Overall, the removal of quantifiable barriers would have a negligible impact on U.S. production and gross domestic product (GDP), but would have a small impact on Taiwan production and GDP. Taiwan GDP could increase by 0.3 percent as a result of eliminating trade barriers under an FTA. The removal of certain nontariff measures would have additional effects on services. For example, U.S. asset management firms and banks could expect to increase sales in Taiwan if certain nontariff barriers were removed under an FTA. The removal of these barriers might also affect U.S.-Taiwan trade or investment in textiles and apparel, vehicles, and education.
Effects on Agriculture
One of Taiwan’s economic disadvantages is its limited natural resource base. This limitation is one reason that the United States is able to export substantial amounts of raw material to the Taiwan economy, and it provides the United States with a comparative advantage under free trade conditions in agriculture, since only about one-quarter of Taiwan’s land area is cultivatable. In addition, over time Taiwan has deemphasized agricultural production and agriculture’s share of GDP is shrinking. Since 1951, the share of agriculture in Taiwan’s GDP has fallen from 32.3 percent to less than 1.9 percent in 2001.
Under an FTA with Taiwan, overall U.S. output of vegetables, fruits, and nuts are estimated to be about 0.3 percent higher in 2005. In terms of U.S. exports to Taiwan, the value of rice, fish, meats, vegetables, fruits, and nuts and other foods would increase by more than 50 percent.
U.S. imports of certain agricultural products from Taiwan also would increase. For example, since U.S. barriers to Taiwan dairy trade are high, the likely impact of an FTA would be an increase in imports of these products from Taiwan by 264 percent.
In addition to the simulation results, qualitative analysis of removing nontariff barriers to trade between the United States and Taiwan indicates that U.S. exports of rice to Taiwan likely would increase substantially if Taiwan’s absolute import quota was removed.
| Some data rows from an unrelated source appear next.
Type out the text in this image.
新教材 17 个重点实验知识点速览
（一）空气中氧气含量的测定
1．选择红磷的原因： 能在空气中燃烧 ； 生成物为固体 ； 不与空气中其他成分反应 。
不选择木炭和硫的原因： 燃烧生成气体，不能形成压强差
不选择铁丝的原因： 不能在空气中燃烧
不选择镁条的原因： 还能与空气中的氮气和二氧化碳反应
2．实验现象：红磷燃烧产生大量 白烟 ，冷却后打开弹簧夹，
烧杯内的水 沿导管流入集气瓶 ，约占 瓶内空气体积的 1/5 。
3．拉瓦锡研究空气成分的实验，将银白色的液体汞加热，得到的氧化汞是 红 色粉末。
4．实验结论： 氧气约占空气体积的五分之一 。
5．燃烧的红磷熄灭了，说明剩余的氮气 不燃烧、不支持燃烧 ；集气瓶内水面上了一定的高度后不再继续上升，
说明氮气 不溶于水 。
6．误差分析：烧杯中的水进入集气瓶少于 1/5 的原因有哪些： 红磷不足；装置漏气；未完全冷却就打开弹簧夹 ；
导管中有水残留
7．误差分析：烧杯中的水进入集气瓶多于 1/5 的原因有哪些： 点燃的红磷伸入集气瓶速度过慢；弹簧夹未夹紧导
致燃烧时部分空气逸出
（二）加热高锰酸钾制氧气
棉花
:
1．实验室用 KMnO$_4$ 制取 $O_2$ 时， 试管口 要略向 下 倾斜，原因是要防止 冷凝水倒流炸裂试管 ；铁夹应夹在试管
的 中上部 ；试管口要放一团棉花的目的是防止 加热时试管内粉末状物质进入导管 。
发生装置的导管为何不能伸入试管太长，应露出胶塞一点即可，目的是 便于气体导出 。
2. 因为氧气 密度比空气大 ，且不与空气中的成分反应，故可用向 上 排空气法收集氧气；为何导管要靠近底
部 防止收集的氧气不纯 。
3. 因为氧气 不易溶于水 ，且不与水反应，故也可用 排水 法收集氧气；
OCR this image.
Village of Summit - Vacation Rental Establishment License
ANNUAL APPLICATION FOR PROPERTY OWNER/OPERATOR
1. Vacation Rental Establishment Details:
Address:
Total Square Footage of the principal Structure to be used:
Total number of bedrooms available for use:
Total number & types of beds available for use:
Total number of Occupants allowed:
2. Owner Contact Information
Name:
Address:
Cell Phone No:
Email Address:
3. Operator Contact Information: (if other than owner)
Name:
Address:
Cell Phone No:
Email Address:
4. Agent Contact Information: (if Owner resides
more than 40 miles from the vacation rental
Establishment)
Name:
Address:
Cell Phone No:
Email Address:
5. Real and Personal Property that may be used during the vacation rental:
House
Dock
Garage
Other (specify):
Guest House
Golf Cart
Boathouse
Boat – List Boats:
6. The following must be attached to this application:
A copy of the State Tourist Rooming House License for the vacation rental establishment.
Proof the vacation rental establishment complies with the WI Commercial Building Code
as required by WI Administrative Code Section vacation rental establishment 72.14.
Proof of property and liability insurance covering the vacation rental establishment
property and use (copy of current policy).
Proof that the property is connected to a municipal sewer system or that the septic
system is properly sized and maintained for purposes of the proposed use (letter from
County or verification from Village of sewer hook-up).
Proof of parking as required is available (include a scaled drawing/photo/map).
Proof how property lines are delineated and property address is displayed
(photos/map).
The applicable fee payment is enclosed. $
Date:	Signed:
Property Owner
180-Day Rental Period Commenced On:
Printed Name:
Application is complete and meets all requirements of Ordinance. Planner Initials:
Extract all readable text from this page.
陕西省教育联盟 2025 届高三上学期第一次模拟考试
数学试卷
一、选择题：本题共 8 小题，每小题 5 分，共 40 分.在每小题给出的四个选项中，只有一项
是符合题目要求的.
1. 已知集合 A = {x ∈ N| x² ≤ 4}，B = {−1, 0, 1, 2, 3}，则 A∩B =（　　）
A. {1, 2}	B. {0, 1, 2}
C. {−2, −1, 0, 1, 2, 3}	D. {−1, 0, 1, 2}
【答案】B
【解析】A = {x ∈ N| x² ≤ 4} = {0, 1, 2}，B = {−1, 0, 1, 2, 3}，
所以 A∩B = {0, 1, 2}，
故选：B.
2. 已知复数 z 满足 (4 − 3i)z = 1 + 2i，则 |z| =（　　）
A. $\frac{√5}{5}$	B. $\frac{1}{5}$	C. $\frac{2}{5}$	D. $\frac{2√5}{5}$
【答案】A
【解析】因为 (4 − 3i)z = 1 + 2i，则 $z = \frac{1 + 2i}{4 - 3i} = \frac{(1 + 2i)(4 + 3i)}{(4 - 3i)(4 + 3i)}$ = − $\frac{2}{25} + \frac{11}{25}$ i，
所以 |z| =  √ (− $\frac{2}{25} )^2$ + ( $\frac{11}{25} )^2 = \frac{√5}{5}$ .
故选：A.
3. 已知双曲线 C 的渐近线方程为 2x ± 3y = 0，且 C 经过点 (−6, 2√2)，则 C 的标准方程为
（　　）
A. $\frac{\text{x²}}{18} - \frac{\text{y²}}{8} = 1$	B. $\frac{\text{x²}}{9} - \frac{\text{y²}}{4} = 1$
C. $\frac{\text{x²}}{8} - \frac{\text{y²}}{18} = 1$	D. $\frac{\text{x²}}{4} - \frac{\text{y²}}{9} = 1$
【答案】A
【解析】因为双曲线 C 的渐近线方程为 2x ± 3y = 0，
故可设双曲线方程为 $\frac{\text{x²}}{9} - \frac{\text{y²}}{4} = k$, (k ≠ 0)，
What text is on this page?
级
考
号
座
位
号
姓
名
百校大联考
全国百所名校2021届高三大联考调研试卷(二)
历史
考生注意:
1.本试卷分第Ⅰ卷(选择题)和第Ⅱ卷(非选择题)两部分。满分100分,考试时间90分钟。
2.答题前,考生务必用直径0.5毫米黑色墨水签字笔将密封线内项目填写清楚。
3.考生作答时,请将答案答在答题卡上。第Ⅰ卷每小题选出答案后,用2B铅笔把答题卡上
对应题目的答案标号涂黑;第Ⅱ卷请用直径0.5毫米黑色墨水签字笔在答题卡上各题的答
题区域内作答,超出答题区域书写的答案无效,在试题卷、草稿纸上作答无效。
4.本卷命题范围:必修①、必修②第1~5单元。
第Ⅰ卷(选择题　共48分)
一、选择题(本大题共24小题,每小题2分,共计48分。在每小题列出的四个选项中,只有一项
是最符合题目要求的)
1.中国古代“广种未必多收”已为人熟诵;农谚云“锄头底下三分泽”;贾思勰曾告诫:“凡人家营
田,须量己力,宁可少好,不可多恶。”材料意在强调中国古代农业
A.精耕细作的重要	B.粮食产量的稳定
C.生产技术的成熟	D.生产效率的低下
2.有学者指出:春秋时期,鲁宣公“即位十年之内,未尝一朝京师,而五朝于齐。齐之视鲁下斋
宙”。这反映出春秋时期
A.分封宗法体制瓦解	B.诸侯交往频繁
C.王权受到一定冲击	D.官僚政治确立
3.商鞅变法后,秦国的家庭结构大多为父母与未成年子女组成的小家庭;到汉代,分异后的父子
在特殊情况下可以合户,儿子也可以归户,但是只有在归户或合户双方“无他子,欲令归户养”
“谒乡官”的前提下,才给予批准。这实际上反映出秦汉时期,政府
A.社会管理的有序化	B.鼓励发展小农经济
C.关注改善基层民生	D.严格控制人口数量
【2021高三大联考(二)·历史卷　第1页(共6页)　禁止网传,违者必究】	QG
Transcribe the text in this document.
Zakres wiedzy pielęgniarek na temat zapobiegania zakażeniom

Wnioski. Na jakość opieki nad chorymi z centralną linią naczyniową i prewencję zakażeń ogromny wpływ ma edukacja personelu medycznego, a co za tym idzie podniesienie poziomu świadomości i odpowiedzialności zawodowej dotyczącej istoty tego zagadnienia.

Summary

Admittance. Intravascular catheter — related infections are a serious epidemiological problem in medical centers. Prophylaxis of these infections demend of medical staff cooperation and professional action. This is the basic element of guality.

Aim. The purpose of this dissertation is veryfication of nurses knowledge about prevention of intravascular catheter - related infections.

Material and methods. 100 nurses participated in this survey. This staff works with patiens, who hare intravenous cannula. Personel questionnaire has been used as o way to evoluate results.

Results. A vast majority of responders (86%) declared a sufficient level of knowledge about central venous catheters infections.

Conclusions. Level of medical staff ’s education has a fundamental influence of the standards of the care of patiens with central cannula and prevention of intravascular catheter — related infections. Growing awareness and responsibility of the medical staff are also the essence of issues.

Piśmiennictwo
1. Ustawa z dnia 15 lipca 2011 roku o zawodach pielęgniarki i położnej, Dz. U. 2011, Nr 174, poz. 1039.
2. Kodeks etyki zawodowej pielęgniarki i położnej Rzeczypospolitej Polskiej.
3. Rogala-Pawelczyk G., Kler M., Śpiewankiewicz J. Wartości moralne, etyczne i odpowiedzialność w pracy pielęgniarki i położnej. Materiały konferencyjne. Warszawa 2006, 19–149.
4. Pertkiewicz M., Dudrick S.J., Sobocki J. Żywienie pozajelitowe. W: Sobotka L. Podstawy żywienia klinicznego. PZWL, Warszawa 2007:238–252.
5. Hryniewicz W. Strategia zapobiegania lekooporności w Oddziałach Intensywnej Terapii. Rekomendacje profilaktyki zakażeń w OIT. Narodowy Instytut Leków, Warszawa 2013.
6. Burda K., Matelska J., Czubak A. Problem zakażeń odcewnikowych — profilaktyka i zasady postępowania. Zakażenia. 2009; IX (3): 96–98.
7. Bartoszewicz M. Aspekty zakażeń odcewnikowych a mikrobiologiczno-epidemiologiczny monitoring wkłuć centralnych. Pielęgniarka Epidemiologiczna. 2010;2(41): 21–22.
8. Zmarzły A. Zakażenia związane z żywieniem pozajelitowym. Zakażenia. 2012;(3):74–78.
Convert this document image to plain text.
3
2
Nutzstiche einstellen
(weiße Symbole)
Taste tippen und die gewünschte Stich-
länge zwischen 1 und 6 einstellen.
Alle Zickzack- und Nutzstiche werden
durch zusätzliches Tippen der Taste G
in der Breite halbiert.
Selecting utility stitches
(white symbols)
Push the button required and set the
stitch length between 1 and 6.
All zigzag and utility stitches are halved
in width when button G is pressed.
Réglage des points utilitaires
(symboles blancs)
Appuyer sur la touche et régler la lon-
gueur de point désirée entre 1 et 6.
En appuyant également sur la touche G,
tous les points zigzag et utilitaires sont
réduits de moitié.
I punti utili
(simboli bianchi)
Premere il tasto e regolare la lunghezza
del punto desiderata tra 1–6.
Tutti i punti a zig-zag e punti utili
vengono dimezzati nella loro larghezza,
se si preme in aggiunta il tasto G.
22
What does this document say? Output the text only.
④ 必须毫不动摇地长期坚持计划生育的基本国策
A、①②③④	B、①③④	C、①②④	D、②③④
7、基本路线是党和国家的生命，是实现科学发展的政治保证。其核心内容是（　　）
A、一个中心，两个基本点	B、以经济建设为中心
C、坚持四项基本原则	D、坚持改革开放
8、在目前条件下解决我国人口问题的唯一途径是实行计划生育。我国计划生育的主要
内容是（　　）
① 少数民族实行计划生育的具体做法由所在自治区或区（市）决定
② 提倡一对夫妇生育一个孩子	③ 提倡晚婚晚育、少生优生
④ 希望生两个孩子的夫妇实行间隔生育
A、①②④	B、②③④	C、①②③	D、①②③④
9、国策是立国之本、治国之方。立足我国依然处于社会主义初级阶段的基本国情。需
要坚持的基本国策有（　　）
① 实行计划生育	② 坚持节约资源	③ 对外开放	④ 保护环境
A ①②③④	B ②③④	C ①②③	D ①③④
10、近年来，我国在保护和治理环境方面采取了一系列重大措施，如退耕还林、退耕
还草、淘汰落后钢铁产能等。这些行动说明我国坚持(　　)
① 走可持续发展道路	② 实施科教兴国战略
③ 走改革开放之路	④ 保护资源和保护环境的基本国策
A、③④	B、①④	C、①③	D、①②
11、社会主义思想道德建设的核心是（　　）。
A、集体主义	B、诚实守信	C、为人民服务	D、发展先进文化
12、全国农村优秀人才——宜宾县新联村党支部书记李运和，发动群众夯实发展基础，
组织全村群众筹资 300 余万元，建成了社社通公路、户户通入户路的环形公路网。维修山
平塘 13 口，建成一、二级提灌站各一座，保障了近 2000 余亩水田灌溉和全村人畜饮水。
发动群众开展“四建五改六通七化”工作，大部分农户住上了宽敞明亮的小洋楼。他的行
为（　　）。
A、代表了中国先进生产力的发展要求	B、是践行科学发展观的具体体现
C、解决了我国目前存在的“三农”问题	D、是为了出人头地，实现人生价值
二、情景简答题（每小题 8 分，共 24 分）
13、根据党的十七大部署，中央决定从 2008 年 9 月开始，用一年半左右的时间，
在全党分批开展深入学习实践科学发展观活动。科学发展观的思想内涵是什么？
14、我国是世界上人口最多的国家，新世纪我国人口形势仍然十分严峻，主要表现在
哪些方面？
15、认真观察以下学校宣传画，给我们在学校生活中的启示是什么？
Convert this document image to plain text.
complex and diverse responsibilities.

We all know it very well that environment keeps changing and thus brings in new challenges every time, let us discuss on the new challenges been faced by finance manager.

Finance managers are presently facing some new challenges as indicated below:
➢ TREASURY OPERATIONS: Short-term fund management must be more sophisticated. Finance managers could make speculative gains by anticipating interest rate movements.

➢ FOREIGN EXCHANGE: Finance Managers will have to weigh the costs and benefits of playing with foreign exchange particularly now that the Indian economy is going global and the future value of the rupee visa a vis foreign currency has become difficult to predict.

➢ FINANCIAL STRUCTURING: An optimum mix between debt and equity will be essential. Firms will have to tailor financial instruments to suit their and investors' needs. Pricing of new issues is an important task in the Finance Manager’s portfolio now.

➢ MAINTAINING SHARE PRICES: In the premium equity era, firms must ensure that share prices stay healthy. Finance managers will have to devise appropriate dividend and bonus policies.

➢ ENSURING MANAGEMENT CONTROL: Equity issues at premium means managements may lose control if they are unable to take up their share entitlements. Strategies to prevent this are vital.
Effects on the Textiles, Apparel, and Leather Products
A U.S.-Taiwan FTA would have a very slight, negative impact on the U.S. textiles, apparel, and leather sector but a larger, positive impact on the same sector in Taiwan. The U.S. textile, apparel, and leather sector could shrink by about 0.4 percent as a result of larger volumes of Taiwan imports. The Taiwan textile, apparel, and leather sector could grow by about 8.2 percent. In relative terms, the volume of textile, apparel, and leather imports to the United States from Taiwan could be 126 percent higher than in the absence of the FTA.